Slow install / upgrade through Helm (for Kubernetes)

Question

Our application consists of circa 20 modules. Each module contains a (Helm) chart with several deployments, services and jobs. Some of those jobs are defined as Helm pre-install and pre-upgrade hooks. Altogether there are probably about 120 yaml files, which eventualy result in about 50 running pods.

During development we are running Docker for Windows version 2.0.0.0-beta-1-win75 with Docker 18.09.0-ce-beta1 and Kubernetes 1.10.3. To simplify management of our Kubernetes yaml files we use Helm 2.11.0. Docker for Windows is configured to use 2 CPU cores (of 4) and 8GB RAM (of 24GB).

When creating the application environment for the first time, it takes more that 20 minutes to become available. This seems far to slow; we are probably making an important mistake somewhere. We have tried to improve the (re)start time, but to no avail. Any help or insights to improve the situation would be greatly appreciated.

A simplified version of our startup script:

#!/bin/bash

# Start some infrastructure
helm upgrade --force --install modules/infrastructure/chart

# Start ~20 modules in parallel
helm upgrade --force --install modules/module01/chart &
[...]
helm upgrade --force --install modules/module20/chart &

await_modules()

Executing the same startup script again later to 'restart' the application still takes about 5 minutes. As far as I know, unchanged objects are not modified at all by Kubernetes. Only the circa 40 hooks are run by Helm.

Running a single hook manually with docker run is fast (~3 seconds). Running that same hook through Helm and Kubernetes regularly takes 15 seconds or more.

Some things we have discovered and tried are listed below.

Linux staging environment

Our staging environment consists of Ubuntu with native Docker. Kubernetes is installed through minikube with --vm-driver none .

Contrary to our local development environment, the staging environment retrieves the application code through a (deprecated) gitRepo volume for almost every deployment and job. Understandibly, this only seems to worsen the problem. Starting the environment for the first time takes over 25 minutes, restarting it takes about 20 minutes.

We tried replacing the gitRepo volume with a sidecar container that retrieves the application code as a TAR. Although we have not modified the whole application, initial tests indicate this is not particularly faster than the gitRepo volume.

This situation can probably be improved with an alternative type of volume that enables sharing of code between deployements and jobs. We would rather not introduce more complexity, though, so we have not explored this avenue any further.

Docker run time

Executing a single empty alpine container through docker run alpine echo "test" takes roughly 2 seconds. This seems to be overhead of the setup on Windows. That same command takes less 0.5 seconds on our Linux staging environment.

Docker volume sharing

Most of the containers - including the hooks - share code with the host through a hostPath . The command docker run -v <host path>:<container path> alpine echo "test" takes 3 seconds to run. Using volumes seems to increase runtime with aproximately 1 second.

Parallel or sequential

Sequential execution of the commands in the startup script does not improve startup time. Neither does it drastically worsen.

IO bound?

Windows taskmanager indicates that IO is at 100% when executing the startup script. Our hooks and application code are not IO intensive at all. So the IO load seems to originate from Docker, Kubernetes or Helm. We have tried to find the bottleneck, but were unable to pinpoint the cause.
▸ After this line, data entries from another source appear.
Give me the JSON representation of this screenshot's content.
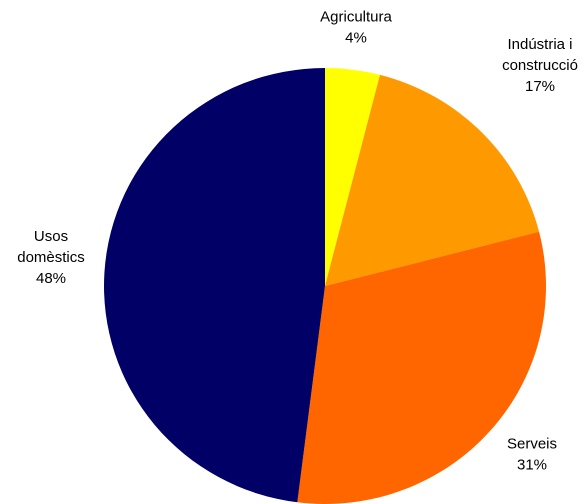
{
  "chart_data": {
    "type": "pie",
    "start_angle_deg": 0,
    "direction": "clockwise",
    "slices": [
      {
        "name": [
          "Agricultura"
        ],
        "value": 4,
        "label": "4%",
        "color": "#FFFF00"
      },
      {
        "name": [
          "Indústria i",
          "construcció"
        ],
        "value": 17,
        "label": "17%",
        "color": "#FF9900"
      },
      {
        "name": [
          "Serveis"
        ],
        "value": 31,
        "label": "31%",
        "color": "#FF6600"
      },
      {
        "name": [
          "Usos",
          "domèstics"
        ],
        "value": 48,
        "label": "48%",
        "color": "#000066"
      }
    ]
  }
}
Reducing IO through ramdisk

To test the premise of being IO bound further, we exchanged /var/lib/docker with a ramdisk in our Linux staging environment. Starting the application with this configuration was not significantly faster.

Answer 1

To compare Kubernetes with Docker, you need to consider that Kubernetes will run more or less the same Docker command on a final step. Before that happens many things are happening. The authentication and authorization processes, creating objects in etcd, locating correct nodes for pods scheduling them and provisioning storage and many more. Helm itself also adds an overhead to the process depending on size of chart.
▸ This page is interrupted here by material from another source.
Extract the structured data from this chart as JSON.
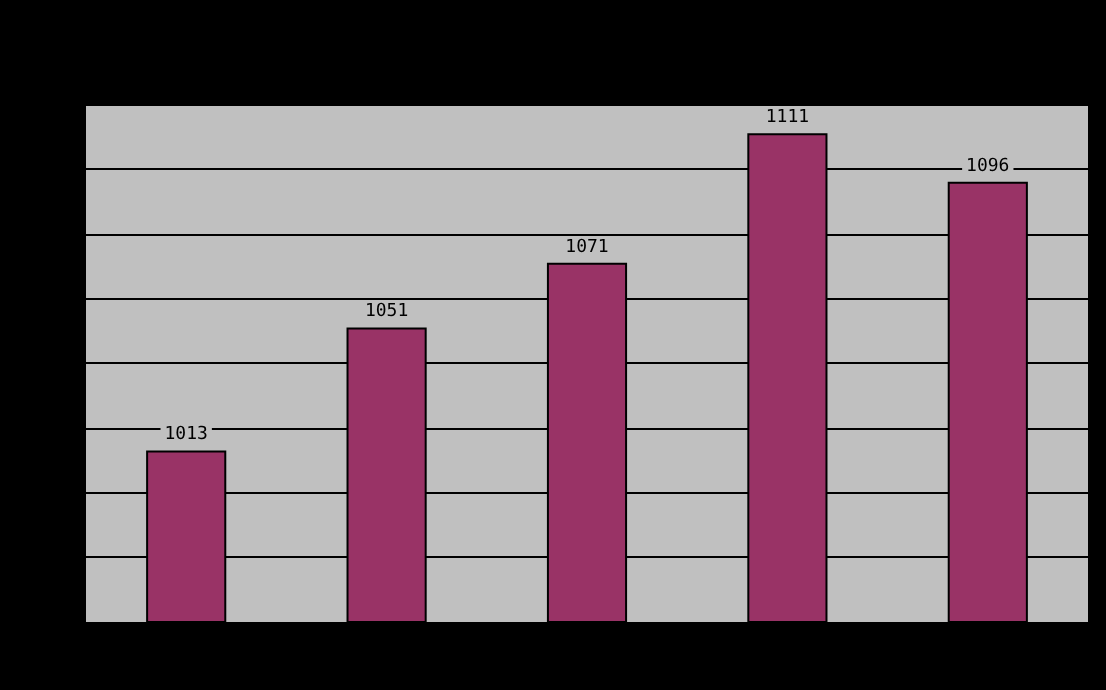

I recommend reading One year using Kubernetes in production: Lessons learned . Author goes into explaining what have they achieved by switching to Kubernetes as well differences in overhead:

Cost calculation

Looking at costs, there are two sides to the story. To run Kubernetes, an etcd cluster is required, as well as a master node. While these are not necessarily expensive components to run, this overhead can be relatively expensive when it comes to very small deployments. For these types of deployments, it's probably best to use a hosted solution such as Google's Container Service.

For larger deployments, it's easy to save a lot on server costs. The overhead of running etcd and a master node aren't significant in these deployments. Kubernetes makes it very easy to run many containers on the same hosts, making maximum use of the available resources. This reduces the number of required servers, which directly saves you money. When running Kubernetes sounds great, but the ops side of running such a cluster seems less attractive, there are a number of hosted services to look at, including Cloud RTI, which is what my team is working on.